After a long drive, the auto chiefs endured another grilling by lawmakers, but a solution still seems miles away.
Wagoner

It took about nine hours on the highway for the chief executives of the Big Three automakers to arrive on Capitol Hill. It took just a few minutes of questioning from lawmakers for them to realize they might not get what they want.

General Motors' Rick Wagoner, Chrysler's Bob Nardelli, and Alan Mulally of Ford appeared before Congress for the second time in recent weeks to beg and plead for government funds to keep them afloat.

Last time, they were ridiculed for flying on private jets, receiving big compensation packages, and having no detailed plans for the funds they were requesting. This time, they drove from Detroit in fuel-efficient cars, agreed to take symbolic $1 salaries, and presented plans for how they would stay in business with government help.

Unfortunately, they may be driving home without so much as a penny of the $34 billion they requested.

Comments by members of the Senate banking committee underscored the intensity of the debate over whether or not to bail out the automakers and, if so, how. The fact that all three of the chief executives agreed to execute their plans under a newly created federal oversight board didn't appear to sway many senators to agree to the financing.

G.M. has requested $4 billion immediately and another $14 billion in loans next year, with the promise to repay the government by 2011. Ford needs $9 billion in bridge financing, and Chrysler wants $7 billion immediately. Wagoner and Nardelli both suggested that Congress check back in with them on March 31 to see if they need more funds to keep going.

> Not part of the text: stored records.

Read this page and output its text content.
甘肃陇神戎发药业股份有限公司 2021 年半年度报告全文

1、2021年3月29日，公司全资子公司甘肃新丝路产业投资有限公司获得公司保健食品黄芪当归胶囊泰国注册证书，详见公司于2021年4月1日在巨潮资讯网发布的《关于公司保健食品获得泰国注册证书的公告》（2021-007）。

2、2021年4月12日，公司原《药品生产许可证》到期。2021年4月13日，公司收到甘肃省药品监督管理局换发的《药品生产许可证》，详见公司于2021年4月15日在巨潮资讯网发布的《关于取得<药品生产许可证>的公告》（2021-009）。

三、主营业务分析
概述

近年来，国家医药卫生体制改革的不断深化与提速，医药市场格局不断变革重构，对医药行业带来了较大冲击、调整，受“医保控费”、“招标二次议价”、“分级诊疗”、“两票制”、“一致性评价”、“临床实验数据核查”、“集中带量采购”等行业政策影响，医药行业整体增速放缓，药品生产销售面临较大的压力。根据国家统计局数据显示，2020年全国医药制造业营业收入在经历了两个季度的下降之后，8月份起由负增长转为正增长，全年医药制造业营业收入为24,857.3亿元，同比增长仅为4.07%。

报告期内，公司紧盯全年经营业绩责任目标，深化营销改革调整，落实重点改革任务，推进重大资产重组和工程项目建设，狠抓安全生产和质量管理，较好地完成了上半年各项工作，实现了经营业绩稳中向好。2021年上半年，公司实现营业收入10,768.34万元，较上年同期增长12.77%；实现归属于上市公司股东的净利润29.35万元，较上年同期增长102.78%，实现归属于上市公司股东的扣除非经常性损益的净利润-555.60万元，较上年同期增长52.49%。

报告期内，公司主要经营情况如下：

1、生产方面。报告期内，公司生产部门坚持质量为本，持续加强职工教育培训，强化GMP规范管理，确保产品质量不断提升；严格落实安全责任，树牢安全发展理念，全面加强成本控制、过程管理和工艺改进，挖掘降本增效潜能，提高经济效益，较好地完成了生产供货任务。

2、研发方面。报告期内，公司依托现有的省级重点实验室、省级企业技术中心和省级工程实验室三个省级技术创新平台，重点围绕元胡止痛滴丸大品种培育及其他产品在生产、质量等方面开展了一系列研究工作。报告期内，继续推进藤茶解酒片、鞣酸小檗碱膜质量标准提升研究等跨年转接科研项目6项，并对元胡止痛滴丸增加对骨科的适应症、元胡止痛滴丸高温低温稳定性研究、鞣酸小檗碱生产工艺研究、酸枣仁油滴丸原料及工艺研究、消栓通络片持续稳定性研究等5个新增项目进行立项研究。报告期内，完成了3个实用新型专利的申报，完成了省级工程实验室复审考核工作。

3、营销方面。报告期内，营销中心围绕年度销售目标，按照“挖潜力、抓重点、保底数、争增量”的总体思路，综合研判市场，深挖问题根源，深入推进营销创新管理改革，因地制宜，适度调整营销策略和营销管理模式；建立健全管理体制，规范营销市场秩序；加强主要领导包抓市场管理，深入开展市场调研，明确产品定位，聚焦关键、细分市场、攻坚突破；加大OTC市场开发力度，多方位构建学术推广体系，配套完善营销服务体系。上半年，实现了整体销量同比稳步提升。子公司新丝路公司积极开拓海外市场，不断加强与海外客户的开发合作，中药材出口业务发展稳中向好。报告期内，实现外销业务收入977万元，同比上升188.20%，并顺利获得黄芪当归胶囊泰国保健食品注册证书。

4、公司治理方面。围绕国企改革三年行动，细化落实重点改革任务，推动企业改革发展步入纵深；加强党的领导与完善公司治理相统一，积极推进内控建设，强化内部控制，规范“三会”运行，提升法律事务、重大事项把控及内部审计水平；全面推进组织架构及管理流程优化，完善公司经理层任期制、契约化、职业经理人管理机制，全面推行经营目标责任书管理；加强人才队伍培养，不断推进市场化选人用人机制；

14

The $34 billion requested, one congressman noted, is more than 5 times the total market capitalizations of the three companies combined.

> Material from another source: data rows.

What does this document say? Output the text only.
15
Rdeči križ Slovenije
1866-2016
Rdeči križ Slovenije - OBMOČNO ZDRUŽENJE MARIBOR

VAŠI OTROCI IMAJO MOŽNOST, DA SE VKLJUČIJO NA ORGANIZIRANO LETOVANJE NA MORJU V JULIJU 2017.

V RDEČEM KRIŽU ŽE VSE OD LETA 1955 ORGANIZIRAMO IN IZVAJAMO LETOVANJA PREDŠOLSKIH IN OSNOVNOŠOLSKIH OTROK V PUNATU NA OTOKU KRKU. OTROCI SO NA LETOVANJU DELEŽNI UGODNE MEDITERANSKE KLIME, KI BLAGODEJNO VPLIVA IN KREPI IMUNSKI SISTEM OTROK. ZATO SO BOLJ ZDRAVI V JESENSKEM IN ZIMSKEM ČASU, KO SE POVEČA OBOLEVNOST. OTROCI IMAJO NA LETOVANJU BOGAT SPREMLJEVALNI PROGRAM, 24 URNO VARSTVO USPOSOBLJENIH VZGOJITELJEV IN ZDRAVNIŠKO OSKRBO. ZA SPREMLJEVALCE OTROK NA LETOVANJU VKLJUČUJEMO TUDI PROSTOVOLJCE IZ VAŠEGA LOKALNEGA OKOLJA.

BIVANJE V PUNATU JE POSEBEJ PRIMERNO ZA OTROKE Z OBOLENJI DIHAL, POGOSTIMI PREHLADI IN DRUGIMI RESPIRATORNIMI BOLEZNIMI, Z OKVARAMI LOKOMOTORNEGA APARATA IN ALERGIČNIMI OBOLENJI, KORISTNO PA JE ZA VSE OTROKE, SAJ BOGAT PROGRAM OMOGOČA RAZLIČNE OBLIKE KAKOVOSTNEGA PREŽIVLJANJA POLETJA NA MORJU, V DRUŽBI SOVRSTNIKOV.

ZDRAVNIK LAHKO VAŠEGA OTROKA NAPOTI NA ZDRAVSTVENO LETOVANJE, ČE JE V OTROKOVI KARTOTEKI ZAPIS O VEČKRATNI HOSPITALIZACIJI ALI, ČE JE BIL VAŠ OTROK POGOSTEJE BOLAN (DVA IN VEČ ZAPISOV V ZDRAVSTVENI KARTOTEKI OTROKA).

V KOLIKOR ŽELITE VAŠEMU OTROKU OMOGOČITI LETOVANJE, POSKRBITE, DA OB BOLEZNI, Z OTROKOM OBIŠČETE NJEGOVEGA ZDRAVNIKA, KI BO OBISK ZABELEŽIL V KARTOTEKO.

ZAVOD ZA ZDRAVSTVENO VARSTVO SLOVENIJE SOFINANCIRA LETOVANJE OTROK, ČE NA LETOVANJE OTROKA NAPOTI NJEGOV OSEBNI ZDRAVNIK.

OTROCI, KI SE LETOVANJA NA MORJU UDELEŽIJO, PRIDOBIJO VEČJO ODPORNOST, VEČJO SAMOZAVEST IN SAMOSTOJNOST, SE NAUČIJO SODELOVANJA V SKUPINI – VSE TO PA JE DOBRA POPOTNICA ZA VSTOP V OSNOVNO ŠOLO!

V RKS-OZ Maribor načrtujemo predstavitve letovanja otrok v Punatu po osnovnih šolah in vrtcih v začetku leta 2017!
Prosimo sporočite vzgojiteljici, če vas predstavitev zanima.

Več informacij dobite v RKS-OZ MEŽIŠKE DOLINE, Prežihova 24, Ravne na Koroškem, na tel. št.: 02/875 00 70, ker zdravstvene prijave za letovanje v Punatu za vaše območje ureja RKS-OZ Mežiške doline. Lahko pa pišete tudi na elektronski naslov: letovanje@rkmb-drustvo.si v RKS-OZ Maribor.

Members of Congress seem perplexed on how to finance the automakers, should they agree to take that path. The Treasury department could include the carmakers in the $700 billion TARP, since Congress approved loose restrictions on how that money can be spent. The Federal Reserve won't likely lend to the Big Three directly because none of them can meet the Fed's collateral requirements for financing.  

Another witness today, economist Mark Zandi of Economy.com, forecasts that the total cost of bailing out Detroit would reach as much as $75 billion to $125 billion.

The debate will continue tomorrow when the executives appear before the House financial services committee.